Les acteurs de la filière du bois du Cameroun mettent leur menace en exécution. Ces derniers sont en colère contre la nouvelle hausse des taxes à l’exportation. L’organisation patronale Groupement de la filière bois du Cameroun (GFBC) – qui revendique 75 % du volume d’affaires dans le secteur – est « en grève » depuis lundi 2 janvier 2023. Ses membres ont décidé de suspendre toute déclaration en douane pour dénoncer une pression fiscale trop forte sur les acteurs qui jouent le jeu et paient leurs taxes.
Dans une correspondance datée du 23 décembre 2022 et déposée à la Primature, au ministère du Travail, au ministère en charge des Mines et à la Douane, le Groupement de la filière bois du Cameroun annonçait une action de grève pour le 2 janvier 2023.
Justifiant sa colère dans la correspondance, le Groupement a écrit : « la filière bois subi depuis 5 ans une pression fiscale à nul autre pareil jamais vu dans la sous-région du Bassin du Congo. Ainsi au courant des exercices 2026 à 2023, les droits de sortie et taxe forestières applicables aux entreprises de la filière bois ont augmenté de l’ordre de : 60% pour ta taxe d’abattage ; 242% pour les droits de sortie des bois en grumes ; 165% pour les droits de sortie des bois transformés ».
Alors que le Cameroun était déjà le pays avec les taxes les plus élevées de la sous-région dans la filière, la loi de finances 2023 votée début décembre 2022 a encore augmenté les taxes forestières et les droits de sortie du bois du territoire camerounais. Pour l’organisation patronale Groupement de la filière bois du Cameroun, la situation n’est pas tenable et la hausse censée générer de nouvelles rentrées d’argent pour l’État va menacer la survie des entreprises.
Le GFBC poursuit en indiquant que, l’augmentation récente et la plus controversée est celle de 2023 relative au relèvement des droits de sortie sur les bois transformés de 10 à 15% de la valeur FOB des essences dans le projet de loi de finances 2023 d’une part, et de 50 à 60% pour les grumes d’autres part. Ceci nonobstant les recommandations adoptées lors de la réunion présidée par le Premier ministre de s’en tenir aux mesures fiscalo-douanières contenues dans le rapport du comité interministériel chargé de trouver des solutions transitoires avant l’entrée en vigueur de la mesure d’interdiction de l’exportation des bois sous forme de grumes.

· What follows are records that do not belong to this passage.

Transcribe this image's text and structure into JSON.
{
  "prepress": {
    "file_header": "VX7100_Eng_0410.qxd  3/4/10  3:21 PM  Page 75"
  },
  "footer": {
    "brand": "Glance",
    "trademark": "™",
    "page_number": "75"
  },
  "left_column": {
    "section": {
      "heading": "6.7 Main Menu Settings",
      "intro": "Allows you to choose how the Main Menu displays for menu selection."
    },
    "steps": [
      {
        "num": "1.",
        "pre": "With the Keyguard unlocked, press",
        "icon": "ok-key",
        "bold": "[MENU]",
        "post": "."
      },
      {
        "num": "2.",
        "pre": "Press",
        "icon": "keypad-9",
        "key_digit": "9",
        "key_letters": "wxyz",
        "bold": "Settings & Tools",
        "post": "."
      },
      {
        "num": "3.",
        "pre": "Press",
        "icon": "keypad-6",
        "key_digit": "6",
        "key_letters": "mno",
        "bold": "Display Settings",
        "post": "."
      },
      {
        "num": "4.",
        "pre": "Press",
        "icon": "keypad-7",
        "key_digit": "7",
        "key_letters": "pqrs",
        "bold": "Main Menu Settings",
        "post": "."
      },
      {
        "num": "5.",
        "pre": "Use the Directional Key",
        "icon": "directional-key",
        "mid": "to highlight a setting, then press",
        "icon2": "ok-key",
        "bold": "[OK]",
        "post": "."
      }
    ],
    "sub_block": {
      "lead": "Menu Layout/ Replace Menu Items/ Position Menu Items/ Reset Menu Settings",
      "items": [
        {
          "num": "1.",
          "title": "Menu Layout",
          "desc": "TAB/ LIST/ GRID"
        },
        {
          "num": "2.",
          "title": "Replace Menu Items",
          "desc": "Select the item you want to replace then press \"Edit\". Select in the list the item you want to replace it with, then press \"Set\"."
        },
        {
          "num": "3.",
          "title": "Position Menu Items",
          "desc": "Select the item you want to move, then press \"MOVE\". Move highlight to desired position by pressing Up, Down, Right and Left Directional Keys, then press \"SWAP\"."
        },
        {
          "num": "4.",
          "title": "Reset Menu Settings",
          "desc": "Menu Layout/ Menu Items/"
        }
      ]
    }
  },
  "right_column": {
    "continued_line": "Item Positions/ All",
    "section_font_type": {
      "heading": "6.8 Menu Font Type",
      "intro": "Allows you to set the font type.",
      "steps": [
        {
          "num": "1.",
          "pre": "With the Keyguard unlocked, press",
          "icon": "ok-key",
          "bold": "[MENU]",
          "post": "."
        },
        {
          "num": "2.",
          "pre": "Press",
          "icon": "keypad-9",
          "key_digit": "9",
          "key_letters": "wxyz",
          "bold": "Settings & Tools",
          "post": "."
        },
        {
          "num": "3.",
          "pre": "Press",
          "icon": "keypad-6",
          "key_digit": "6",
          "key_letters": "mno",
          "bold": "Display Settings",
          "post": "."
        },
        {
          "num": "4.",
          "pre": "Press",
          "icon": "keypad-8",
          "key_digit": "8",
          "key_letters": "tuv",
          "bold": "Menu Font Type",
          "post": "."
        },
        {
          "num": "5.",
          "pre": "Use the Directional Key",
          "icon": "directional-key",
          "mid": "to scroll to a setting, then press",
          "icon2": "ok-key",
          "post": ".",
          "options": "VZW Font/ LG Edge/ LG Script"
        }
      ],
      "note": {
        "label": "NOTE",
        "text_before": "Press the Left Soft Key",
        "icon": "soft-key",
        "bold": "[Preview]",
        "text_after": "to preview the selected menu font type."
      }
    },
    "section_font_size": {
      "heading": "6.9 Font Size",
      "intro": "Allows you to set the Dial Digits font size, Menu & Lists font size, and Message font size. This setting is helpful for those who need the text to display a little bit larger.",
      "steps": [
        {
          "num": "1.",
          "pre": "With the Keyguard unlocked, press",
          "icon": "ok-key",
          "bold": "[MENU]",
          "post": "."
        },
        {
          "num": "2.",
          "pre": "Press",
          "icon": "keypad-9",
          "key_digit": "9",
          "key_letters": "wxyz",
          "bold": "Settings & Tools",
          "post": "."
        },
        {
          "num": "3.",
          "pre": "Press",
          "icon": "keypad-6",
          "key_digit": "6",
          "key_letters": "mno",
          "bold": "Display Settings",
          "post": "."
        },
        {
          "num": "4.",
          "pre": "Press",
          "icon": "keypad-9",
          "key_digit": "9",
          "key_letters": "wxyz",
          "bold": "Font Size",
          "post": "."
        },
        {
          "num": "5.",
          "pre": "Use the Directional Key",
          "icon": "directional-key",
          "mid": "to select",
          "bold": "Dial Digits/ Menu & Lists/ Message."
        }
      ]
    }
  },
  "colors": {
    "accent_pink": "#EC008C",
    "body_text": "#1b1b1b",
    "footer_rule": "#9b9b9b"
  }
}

« Monsieur le Premier ministre, alors que nous étions encore sous le choc de cette violation flagrante des mesures de comité interministériel, nous avons également a été désagréablement surpris de la volonté de cette même administration à vouloir procéder à un relèvement des valeurs FOB qui servent de base de taxation des produits forestiers (taxes et droits de sorties). Ceci occasionnera des augmentations encore plus grandes que celles citées plus haut et affectera ainsi les capacités d’investissement de nos entreprises tout en mettant en danger la survie de celles-ces-ci », s’écrie le Groupement.
Transformer plus de bois au Cameroun
C’est sur l’exportation des grumes que l’imposition est la plus élevée, c’est-à-dire, le bois encore à l’état de tronc avec son écorce. Pour créer de la valeur ajoutée localement et des emplois, il faudrait pouvoir transformer plus de bois au Cameroun. Mais des connaisseurs de la filière soulignent que les moyens de production et les soutiens au secteur sont insuffisants.
Pour Alain Karsenty, économiste au Centre de coopération internationale en recherche agronomique pour le développement (CIRAD) et spécialiste des politiques publiques en matière de forêts, le risque d’une pression fiscale trop forte, c’est de voir des entreprises du secteur formel fermer et une partie de l’activité de la coupe et de vente du bois rejoindre l’opacité du secteur informel. Avec cela, elle échapperait au contrôle des bonnes pratiques et à la fiscalité.